No direct experience (no ps3 to play on), but from what I have read, most parallel algorithms drop down easily from a conceptual point of view, but not so from an implementation point of view. To get the true power from the CELL CPU, you need to get your hands dirty with issues like loop-unrolling, bad branch prediction, memory coalescing (a GPU issue as well). You really have to make sure your code is appropriately vectorized. You also need to watch out for the hard memory limit.
Basically, you're going to need to redesign your algorithms to fit into the constraints of the processor, but also to make sure that they are taking full advantage of the processors capabilities. Job management and what-not.
From a Stack-Overflow thread. Issues you need to deal with when handling a SPU:
* Atomic operations (lock-free try-discard style).
* Strong distinction between memory areas. You have to know which pointer is pointing to which memory area or you'll screw everything up.
* No enforced hardware distinction between data and code. This is actually a fun thing, you can setup dynamic code loading and essentially stream subroutines in and out.
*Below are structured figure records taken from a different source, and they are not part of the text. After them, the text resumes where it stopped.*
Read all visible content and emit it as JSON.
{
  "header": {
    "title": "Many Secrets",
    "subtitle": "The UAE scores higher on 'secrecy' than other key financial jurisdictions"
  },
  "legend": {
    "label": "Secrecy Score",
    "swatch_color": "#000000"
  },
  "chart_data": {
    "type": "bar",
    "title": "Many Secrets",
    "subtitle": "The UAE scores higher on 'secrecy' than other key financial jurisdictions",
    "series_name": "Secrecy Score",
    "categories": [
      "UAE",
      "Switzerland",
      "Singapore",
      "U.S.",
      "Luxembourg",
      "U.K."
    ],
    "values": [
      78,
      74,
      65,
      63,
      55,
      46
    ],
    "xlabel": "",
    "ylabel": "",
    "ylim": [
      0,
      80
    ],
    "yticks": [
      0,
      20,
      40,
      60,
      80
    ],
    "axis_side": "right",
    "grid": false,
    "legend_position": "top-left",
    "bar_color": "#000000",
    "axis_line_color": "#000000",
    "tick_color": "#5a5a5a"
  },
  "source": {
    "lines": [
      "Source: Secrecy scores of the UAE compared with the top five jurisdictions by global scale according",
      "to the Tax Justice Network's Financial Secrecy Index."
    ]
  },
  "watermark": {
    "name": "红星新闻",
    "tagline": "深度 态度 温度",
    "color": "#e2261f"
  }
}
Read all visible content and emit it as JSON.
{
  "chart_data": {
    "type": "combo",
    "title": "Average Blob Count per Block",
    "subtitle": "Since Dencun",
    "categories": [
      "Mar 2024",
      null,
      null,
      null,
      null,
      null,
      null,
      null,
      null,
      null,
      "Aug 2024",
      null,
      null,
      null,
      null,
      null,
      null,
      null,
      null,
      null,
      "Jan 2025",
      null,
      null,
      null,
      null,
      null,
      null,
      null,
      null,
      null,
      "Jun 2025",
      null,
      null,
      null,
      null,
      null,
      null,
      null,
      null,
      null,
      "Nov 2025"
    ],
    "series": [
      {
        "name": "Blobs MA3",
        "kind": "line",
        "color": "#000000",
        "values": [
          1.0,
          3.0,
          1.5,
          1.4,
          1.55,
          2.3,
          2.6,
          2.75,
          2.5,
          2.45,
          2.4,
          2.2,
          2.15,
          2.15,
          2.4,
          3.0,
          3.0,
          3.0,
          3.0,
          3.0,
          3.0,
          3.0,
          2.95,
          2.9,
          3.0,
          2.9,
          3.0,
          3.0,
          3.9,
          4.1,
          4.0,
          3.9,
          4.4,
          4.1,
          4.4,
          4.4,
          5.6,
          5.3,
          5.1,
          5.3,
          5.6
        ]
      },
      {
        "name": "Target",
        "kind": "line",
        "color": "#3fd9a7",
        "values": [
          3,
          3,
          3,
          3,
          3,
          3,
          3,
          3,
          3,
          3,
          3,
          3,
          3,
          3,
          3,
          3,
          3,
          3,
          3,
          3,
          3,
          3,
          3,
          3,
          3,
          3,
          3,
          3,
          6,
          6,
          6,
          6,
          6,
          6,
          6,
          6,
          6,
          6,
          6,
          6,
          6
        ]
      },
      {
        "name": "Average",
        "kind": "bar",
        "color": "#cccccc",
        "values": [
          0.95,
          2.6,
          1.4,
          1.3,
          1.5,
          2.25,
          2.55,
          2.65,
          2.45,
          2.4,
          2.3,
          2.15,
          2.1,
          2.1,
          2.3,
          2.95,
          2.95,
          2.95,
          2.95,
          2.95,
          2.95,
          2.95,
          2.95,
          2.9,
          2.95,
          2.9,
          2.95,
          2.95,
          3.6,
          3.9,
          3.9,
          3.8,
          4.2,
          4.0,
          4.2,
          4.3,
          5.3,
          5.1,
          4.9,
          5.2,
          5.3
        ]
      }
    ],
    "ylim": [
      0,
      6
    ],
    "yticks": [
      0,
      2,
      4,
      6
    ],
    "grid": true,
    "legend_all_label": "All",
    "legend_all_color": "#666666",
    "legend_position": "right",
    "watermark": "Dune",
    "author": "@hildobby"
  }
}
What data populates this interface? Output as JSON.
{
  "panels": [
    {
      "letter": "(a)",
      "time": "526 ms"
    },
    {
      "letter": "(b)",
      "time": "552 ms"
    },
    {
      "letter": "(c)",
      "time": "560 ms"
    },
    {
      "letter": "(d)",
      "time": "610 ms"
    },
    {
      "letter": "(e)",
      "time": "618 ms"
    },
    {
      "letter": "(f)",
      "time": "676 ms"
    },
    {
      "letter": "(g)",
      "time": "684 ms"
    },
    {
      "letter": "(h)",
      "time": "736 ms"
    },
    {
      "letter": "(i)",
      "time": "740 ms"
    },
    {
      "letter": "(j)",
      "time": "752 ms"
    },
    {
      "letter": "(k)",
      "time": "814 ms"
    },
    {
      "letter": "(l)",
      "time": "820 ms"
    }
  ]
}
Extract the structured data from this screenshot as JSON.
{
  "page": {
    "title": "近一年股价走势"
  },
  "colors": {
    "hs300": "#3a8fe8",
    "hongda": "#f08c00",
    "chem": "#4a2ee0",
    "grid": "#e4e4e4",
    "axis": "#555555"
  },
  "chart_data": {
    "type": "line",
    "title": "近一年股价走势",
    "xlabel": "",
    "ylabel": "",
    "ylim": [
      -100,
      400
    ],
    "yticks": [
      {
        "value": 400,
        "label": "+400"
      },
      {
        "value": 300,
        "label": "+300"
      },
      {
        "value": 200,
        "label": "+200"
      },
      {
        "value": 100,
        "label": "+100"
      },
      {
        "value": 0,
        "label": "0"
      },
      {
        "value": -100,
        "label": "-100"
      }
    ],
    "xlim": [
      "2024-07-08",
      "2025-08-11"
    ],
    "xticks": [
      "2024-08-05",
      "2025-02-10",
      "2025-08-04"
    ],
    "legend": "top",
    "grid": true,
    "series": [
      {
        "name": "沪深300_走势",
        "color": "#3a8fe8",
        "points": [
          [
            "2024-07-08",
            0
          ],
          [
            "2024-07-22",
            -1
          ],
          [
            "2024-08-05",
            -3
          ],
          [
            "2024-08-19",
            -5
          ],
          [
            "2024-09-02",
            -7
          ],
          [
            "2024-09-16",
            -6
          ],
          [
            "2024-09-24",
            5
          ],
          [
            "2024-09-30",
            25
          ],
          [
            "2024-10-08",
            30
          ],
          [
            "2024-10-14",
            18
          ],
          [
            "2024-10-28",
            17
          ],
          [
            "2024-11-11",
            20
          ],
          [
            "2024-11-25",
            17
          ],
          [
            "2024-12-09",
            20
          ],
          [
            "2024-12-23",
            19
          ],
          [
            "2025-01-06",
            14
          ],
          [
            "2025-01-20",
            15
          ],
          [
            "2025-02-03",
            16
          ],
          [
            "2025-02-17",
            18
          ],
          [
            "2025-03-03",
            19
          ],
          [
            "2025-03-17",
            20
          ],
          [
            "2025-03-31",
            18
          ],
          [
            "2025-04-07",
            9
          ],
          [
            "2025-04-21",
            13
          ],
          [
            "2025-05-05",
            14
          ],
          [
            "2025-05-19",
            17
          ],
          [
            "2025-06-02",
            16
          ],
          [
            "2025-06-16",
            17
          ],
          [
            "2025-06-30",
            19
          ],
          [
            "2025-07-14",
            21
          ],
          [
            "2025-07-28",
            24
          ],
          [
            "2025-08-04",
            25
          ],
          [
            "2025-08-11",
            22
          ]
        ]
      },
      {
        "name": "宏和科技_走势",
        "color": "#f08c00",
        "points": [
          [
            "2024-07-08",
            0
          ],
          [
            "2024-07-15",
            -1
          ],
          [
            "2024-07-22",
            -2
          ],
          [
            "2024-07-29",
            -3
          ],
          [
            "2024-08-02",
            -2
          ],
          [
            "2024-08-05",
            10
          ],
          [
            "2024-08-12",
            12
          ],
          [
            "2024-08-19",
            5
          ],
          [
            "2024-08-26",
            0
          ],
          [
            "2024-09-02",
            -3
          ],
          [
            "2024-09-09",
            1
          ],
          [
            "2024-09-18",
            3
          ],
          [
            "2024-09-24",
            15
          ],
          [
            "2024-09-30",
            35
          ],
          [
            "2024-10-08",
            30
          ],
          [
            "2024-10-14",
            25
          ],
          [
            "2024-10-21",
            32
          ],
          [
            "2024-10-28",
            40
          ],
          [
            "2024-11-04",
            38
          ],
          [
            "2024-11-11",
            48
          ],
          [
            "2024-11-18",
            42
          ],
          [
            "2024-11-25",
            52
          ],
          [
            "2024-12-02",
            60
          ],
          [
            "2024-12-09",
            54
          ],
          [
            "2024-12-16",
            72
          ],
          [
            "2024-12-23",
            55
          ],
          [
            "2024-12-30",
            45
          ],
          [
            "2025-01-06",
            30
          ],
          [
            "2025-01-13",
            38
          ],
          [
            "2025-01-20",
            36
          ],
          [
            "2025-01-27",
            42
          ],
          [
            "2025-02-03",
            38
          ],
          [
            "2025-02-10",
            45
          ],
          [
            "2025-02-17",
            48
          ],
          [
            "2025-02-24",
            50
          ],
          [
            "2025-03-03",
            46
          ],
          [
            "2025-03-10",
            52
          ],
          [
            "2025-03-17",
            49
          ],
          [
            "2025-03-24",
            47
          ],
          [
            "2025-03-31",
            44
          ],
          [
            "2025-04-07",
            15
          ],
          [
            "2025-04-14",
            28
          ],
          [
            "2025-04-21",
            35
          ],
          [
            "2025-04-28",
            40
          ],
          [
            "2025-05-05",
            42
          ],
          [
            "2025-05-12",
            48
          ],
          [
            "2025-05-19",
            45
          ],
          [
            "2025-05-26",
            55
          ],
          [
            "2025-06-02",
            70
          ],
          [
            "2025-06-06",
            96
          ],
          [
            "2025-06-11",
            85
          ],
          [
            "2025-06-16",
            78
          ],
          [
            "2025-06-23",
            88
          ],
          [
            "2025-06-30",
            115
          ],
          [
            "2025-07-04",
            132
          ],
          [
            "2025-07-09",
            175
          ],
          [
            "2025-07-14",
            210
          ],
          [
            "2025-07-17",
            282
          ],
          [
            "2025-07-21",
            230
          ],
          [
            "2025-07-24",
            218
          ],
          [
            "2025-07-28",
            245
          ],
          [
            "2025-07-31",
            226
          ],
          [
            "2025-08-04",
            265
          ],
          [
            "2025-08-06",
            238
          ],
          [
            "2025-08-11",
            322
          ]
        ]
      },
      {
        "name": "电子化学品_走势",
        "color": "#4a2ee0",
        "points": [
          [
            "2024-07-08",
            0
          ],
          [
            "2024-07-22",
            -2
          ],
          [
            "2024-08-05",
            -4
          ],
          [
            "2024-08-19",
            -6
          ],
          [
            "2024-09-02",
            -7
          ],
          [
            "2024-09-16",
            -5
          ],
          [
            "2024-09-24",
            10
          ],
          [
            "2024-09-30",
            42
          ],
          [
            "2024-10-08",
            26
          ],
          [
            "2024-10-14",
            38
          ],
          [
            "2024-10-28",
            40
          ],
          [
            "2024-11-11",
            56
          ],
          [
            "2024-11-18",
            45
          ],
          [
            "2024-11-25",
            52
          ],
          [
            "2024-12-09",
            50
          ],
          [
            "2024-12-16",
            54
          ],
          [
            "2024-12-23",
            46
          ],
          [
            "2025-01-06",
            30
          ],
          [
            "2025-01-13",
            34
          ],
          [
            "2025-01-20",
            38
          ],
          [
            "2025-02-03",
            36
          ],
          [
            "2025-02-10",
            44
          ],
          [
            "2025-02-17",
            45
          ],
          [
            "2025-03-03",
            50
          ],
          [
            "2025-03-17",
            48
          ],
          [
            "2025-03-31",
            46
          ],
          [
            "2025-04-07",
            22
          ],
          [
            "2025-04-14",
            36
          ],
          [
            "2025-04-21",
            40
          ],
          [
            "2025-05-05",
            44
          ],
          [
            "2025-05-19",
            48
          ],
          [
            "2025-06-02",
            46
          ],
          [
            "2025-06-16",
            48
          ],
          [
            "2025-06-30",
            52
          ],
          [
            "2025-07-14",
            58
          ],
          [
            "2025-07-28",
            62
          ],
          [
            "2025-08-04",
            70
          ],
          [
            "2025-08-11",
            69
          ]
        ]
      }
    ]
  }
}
Self-modifying code is possible but not necessarily practical on SPU.
* Lack of hardware debugging aids.
* Limited memory size.
* Fast memory access.
* Instruction set balanced toward SIMD operations.
* Floating point "gotchas".
My experience with GPUs is basically that getting a naturally parallel algorithm over is pretty simple, and as long as the memory transfer isn't your bottleneck (i.e. you are giving it enough to work with), you get a free speed-up. The basics are easy. However, really getting nitty gritty can be difficult, and getting the MOST out of your GPU is quite difficult. I've mainly used it for back-testing and that sort of stuff.